Not once are we, the viewers, permitted to avert our gaze. The camera focuses on the hellscape that surrounds Florya. There is no optimism to be found in Come and See, no respite for the boy or for the viewer. In scene after scene we see charred fields, misty villages full of unhealthy-looking common folk, bogs and swamps, destruction and decay. Nothing remains whole in this world for long, not the characters, not the scenery, not even the animals. When Florya and his uncle steal a cow in order to feed the people of their village, they are almost immediately beset by sentry fire in the middle of an open field. The uncle dies, but his passing is quick, painless and almost tranquil. The cow on the other hand stands amid the whizzing bullets, utterly confused and unable to process what is happening before finally being hit and killed. Much like the common people, those who suffered the bulk of both Stalin and Hitler’s murderous fantasies and power games, it was caught in the middle of something much larger than itself, something it couldn’t comprehend. And maybe it shouldn’t be able to comprehend it. After all, war is not part of nature. It’s a human creation that escaped our grasp and morphed into something that runs contrary to everything we are, everything we should be.
One of the main components of this carefully composed parade of confusion and terror is the sound design.
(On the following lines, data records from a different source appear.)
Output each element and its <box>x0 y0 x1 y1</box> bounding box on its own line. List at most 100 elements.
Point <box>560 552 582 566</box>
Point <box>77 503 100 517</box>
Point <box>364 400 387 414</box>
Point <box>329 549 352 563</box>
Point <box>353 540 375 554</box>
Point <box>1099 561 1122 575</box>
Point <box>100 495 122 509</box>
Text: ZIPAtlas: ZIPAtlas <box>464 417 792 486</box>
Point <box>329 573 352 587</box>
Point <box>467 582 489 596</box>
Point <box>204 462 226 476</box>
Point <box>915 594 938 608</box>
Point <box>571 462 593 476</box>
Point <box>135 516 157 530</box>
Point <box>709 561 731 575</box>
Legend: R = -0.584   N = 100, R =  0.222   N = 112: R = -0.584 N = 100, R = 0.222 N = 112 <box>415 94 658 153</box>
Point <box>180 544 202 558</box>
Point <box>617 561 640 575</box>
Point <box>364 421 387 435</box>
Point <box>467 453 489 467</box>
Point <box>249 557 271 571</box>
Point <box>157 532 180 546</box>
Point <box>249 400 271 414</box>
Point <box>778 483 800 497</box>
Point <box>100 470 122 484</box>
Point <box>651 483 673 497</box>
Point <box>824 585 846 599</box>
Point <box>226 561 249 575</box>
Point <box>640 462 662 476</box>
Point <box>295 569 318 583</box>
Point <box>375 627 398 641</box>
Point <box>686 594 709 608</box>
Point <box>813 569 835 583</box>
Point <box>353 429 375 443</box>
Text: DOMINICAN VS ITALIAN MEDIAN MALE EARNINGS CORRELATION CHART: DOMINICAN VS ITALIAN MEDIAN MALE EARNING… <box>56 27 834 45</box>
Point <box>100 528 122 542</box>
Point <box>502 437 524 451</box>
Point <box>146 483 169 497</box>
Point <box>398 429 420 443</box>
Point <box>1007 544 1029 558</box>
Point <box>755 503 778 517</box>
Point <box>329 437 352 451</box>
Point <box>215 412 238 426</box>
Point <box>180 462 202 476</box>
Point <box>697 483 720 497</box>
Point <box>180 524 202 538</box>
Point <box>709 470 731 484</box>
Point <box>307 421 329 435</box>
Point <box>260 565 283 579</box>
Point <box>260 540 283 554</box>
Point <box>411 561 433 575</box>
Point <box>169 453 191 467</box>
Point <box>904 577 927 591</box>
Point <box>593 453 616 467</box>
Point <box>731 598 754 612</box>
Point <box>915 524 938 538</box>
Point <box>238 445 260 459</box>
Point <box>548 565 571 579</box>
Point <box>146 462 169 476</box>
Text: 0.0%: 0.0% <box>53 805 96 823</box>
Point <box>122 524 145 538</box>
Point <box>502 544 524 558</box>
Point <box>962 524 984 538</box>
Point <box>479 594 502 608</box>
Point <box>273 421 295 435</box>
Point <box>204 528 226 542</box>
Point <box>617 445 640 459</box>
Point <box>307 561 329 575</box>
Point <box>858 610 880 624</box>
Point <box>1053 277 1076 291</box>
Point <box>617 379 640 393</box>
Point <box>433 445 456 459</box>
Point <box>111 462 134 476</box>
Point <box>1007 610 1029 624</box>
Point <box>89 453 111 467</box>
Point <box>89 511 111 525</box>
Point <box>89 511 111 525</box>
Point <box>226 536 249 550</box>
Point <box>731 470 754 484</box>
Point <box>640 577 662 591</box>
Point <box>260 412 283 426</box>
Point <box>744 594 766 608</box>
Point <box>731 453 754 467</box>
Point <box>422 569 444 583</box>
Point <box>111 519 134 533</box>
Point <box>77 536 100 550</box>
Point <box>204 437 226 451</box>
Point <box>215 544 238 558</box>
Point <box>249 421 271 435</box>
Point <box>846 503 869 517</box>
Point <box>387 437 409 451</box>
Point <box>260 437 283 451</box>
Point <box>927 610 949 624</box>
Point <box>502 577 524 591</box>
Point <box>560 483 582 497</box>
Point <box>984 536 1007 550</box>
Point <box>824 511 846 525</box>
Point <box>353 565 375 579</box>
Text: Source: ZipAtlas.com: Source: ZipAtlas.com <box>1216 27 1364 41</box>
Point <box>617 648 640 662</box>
There is overlapping babble of soldiers during the scenes in which the camera is left to wander, abandoning Florya’s nightmarish perception of what is unfolding around him and taking a stroll through the devastation, giving us an unflinching look at the pain and suffering caused by the Nazis on their march through Byelorussia, which we are told at the end of the movie resulted in 628 villages burned, along with the people in them. Back in Florya’s skin, we’re subjected to constant noise, reminding us of his damaged hearing and acting as a sort of barrier between him and the rest of the world. It is only at the very end of the movie that we hear music, uninterrupted and pure, as the camera looks up, towards the snow covered peaks of the pine trees in the forest and Mozart’s Lacrimosa from Requiem plays. The viewer is left to make of that what they will. Is it a hint of optimism at the end of a film that portrayed the beginning of a bloody campaign? Or is it Klimov’s way of saying c’est la vie and turning to the sky in a sign of complete bewilderment and desperation?
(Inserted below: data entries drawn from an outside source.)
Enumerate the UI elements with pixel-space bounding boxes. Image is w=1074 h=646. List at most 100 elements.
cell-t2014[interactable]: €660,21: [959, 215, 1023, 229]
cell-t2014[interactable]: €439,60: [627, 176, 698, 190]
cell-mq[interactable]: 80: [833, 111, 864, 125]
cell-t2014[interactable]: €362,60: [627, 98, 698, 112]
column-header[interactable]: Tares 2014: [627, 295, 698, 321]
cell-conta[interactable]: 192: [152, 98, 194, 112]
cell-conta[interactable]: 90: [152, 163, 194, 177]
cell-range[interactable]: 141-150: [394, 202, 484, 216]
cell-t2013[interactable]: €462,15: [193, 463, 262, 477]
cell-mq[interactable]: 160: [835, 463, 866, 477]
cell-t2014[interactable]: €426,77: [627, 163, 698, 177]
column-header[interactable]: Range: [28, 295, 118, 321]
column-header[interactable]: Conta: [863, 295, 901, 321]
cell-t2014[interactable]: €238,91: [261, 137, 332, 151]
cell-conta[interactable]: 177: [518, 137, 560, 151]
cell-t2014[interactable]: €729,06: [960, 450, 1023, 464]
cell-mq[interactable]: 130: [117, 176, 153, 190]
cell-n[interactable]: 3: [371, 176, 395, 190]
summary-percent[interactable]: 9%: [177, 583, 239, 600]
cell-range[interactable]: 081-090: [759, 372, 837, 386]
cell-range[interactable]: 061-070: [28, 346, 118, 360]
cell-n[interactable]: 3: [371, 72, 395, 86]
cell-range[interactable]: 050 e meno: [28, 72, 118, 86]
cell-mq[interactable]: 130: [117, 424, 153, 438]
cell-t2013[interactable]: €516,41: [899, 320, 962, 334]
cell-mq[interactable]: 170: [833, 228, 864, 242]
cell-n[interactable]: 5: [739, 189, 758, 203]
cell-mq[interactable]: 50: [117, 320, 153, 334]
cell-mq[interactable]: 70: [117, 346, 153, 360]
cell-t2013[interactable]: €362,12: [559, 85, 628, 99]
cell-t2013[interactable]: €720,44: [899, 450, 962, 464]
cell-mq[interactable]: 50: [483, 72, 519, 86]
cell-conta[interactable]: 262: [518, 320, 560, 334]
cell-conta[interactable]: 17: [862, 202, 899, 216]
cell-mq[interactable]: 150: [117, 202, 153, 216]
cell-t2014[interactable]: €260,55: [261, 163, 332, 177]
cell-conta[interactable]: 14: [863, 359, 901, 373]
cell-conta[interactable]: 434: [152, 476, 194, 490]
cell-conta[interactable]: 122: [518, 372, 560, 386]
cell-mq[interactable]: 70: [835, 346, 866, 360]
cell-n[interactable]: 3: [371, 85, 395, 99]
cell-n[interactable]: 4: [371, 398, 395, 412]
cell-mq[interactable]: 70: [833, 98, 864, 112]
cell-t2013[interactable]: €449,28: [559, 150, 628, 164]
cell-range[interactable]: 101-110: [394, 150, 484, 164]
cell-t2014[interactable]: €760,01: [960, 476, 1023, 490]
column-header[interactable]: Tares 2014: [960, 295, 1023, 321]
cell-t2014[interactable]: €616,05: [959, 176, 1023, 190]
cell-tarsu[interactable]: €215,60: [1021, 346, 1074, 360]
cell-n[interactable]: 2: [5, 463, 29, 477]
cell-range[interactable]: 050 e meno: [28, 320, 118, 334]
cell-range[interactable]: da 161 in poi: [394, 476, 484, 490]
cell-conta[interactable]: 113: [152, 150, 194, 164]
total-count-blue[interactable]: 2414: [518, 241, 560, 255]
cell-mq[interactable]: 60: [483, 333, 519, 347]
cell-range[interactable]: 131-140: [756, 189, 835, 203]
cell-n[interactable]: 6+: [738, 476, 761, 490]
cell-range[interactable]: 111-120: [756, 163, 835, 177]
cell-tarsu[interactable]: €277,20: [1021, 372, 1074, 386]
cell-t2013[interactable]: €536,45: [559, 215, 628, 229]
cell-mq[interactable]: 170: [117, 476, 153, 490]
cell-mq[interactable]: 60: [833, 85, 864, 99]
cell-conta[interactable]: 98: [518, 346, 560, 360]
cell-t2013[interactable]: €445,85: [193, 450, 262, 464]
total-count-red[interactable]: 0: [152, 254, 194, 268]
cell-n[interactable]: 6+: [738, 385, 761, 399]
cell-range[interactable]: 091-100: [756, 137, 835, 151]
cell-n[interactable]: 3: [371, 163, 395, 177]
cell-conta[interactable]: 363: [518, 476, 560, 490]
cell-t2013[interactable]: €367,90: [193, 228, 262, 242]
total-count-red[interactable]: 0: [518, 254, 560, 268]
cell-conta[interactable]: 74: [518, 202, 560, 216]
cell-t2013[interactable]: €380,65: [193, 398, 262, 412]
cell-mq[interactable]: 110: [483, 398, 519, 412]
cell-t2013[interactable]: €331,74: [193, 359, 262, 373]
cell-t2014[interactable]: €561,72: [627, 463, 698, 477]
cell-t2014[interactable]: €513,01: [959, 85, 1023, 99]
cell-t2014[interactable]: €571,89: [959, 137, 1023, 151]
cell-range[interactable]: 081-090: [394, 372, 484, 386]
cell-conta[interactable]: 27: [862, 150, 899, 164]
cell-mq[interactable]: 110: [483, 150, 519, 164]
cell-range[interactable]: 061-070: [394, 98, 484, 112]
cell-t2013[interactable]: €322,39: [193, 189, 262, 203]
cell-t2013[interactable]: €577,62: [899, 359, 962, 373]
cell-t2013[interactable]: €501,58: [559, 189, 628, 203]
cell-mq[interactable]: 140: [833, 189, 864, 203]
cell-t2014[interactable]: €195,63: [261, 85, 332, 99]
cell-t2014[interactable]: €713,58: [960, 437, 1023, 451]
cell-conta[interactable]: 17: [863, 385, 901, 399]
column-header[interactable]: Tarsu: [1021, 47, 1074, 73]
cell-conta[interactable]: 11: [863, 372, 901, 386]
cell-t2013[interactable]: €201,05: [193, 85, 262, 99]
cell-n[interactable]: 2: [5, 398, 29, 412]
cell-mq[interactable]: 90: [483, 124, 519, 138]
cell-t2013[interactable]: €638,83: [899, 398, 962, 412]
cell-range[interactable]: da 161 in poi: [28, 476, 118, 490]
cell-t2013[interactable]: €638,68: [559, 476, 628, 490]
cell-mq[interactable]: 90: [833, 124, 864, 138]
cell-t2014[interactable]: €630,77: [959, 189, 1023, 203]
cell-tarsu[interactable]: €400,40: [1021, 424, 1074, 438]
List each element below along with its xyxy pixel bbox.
And, of course, I can’t help but mention the one sequence that most people talk about after seeing this movie. Florya, after witnessing the execution of the men responsible for the mass murder just minutes earlier in the film’s run time, sees a portrait of Hitler floating in the mud. As he points his gun at it and pulls the trigger, he witnesses time running backwards. All the events at the end of World War 2 are reversed. We see Hitler’s life in rewind all the way back to his first days on this planet, as a new-born babe in his mother’s hands. And Florya, shocked, lets go of the trigger. Again, no clear-cut answer is provided. Was Florya taken aback by the realization that his sworn enemy was not, in fact, an alien or a monster, but rather a human being just like him, yet capable of unspeakable evils, testament to the darkest parts of our psyche? Or did Florya simply snap at that moment and lose what remained of his marbles, going off with his comrades to fight in the war as a way of coping with his complete loss of humanity? Most great movies are ambiguous, and this one is no exception.